ESPN has some problems facing its future, but it’s not about to become a total SVOD or AVOD play. Experimentation will happen. Some ESPN content is being offered to subscribers in Latin America via Star+, for example. In the US, Monday Night Football isn’t going to become an ESPN+ exclusive — but other NFL deals may. Disney is reportedly interested in buying NFL’s Sunday Ticket away from DirecTV, which would cost the company about $1.5 billion a year, The Information reports. Those games would apparently go on ESPN+. Is ESPN’s ARPU or subscriber numbers enough to cover that cost, even with advertising that may come with the game? No.
But this is the Mulan and soon-to-be Raya and the Last Dragon question — can it eventually become a meaningful part of the business if it’s the right title at the right time? These will never replace a billion dollar movie at the box office, but as Disney noted in its documents under potential risk factors, “Consumers may change their behavior and consumption patterns in response to the prolonged suspension of certain of our businesses, such as subscription to pay television packages (which have experienced accelerated decline during COVID-19) or theater-going to watch movies.”
In early 2020, Bob Iger told The Ringer’s Bill Simmons that “If you’re running a business in a dynamic world, and you try to maintain any kind of status quo, you will become irrelevant.” Hence, purchasing BAM Tech to launch Disney+ on and ending a $250 million licensing deal with Netflix. So far, that’s worked out better than expected for Disney. When it comes to sports, Iger specifically noted that ESPN at the time was still “delivering a fair amount of profitability to ESPN,” and ESPN+ was too small to switch everything over.
Monday Night Football can’t leave ESPN, but the Sunday Ticket can pick up some additional ESPN+ subscribers, and Disney can use other licensing to keep them there while figuring out what to do with ESPN and an aging out customer base. Disney+ will have exclusive PGA Tour Live rights in 2022, hoping that offering a different array of exclusive, popular niche sports will continue growing its base.
ESPN+’s place is still being figured out, but it’s Disney experimenting with what works and what doesn’t while racing against the clock. Nathanson pointed out that “linear TV ratings continue [to] shift to older and older viewers, with 65% of all cable network viewers now over the age of 50.” The share of cable viewership by people in the 50+ demographic have grown “1,900 basis points over the last five years,” according to Nathanson’s report, while share of viewership for people aged 2-17 and 18-49 have fallen 1,000 basis points in each demographic. Those with cable subscriptions, including ESPN packages, which remains profitable right now, are dwindling. Like Mulan and Raya, Disney can use Sunday Night Football to see what might happen next before ESPN totally runs out of time.

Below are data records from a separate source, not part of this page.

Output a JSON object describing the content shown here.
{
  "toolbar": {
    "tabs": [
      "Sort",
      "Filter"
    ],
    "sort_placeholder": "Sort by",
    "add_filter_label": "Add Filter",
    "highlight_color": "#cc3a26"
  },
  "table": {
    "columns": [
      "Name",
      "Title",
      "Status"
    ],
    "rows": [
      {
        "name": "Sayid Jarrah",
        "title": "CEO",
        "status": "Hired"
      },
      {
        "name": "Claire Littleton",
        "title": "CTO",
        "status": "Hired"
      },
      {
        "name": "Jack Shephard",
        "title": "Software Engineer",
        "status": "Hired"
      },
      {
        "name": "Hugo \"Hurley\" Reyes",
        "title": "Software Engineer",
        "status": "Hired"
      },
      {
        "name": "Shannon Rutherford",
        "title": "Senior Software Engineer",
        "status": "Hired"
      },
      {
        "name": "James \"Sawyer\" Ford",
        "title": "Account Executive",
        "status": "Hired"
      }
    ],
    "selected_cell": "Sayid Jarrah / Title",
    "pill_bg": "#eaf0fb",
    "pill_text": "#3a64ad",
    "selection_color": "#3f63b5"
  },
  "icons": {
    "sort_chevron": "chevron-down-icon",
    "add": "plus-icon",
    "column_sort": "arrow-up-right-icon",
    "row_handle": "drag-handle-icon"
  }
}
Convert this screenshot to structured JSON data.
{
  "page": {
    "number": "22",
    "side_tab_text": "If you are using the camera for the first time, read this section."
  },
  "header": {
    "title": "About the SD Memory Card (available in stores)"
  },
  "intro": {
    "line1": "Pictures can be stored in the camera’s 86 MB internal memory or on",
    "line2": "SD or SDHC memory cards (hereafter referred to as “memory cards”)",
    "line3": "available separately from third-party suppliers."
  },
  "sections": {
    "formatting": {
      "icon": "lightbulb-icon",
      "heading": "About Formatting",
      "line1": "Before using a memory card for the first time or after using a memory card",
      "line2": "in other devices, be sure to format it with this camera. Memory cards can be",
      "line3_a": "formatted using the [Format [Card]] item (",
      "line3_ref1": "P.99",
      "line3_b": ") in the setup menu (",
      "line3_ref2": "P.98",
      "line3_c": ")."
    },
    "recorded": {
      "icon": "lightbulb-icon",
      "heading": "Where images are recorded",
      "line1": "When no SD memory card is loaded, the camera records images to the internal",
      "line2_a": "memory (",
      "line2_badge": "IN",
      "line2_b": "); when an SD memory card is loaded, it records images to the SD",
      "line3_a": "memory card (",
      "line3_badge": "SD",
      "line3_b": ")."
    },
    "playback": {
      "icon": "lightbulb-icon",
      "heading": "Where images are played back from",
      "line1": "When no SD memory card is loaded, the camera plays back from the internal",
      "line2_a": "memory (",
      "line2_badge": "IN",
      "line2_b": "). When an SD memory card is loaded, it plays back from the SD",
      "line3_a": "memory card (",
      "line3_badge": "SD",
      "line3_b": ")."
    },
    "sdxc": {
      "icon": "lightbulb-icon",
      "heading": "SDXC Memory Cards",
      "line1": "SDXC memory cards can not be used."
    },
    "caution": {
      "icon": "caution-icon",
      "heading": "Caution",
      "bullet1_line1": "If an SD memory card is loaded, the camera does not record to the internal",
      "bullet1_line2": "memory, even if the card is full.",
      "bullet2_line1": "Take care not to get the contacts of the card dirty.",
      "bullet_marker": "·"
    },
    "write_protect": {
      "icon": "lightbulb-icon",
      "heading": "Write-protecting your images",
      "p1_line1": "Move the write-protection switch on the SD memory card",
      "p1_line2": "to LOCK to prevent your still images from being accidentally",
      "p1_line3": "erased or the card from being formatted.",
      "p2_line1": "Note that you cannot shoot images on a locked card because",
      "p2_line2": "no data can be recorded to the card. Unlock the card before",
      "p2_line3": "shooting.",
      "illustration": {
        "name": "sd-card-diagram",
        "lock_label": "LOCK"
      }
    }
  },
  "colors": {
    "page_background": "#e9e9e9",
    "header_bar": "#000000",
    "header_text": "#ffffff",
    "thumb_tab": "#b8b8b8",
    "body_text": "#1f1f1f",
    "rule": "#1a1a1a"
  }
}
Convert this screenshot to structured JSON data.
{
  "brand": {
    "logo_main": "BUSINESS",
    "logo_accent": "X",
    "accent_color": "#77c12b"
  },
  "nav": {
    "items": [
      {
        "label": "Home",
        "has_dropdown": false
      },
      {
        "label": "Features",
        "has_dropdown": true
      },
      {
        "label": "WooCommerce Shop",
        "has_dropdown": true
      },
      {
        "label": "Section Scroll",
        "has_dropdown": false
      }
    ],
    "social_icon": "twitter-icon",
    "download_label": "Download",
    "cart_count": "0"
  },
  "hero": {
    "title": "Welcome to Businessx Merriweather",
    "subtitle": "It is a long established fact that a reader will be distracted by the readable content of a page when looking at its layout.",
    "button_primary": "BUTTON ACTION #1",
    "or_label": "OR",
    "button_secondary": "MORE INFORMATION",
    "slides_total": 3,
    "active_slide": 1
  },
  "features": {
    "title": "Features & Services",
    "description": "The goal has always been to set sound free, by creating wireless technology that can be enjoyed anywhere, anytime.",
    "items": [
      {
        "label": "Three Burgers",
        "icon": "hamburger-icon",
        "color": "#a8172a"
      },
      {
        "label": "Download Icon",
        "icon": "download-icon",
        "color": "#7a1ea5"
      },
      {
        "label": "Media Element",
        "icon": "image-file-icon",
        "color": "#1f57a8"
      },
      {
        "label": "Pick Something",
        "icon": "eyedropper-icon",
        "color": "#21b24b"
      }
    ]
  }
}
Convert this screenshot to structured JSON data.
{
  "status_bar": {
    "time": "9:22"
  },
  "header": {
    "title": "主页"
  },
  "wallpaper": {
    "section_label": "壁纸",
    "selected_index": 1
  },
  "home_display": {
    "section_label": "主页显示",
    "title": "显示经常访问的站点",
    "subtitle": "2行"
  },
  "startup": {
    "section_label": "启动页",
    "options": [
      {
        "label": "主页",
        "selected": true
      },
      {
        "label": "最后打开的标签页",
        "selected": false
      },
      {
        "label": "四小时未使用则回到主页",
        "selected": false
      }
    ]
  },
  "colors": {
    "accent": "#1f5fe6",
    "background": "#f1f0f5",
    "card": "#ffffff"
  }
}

Things are ultimately and inevitably changing — Jimmy Pitaro is ESPN’s president, but he still reports to Kareem Daniel, the new head of Media and Entertainment at Disney, and CEO Bob Chapek. In the John Skipper era, the former head of ESPN didn’t need approval from others at Disney for licensing agreements, according to The Information. That’s no longer the case with Pitaro and his ESPN team. It’s not all gloom and doom for ESPN, not by a long shot. Just like every other part of Disney’s business, the goal is determining how to make sense of determining where premium content goes as aging distribution mediums become more of a concern in an accelerated moment.
Unless there's been some huge reorg announcement I missed, I think Pitaro, like the rest of the content engines at the company, still reports to Chapek. Daniel has inherited the distribution portion of the ESPN empire, which now reports up through Debra O'Connell.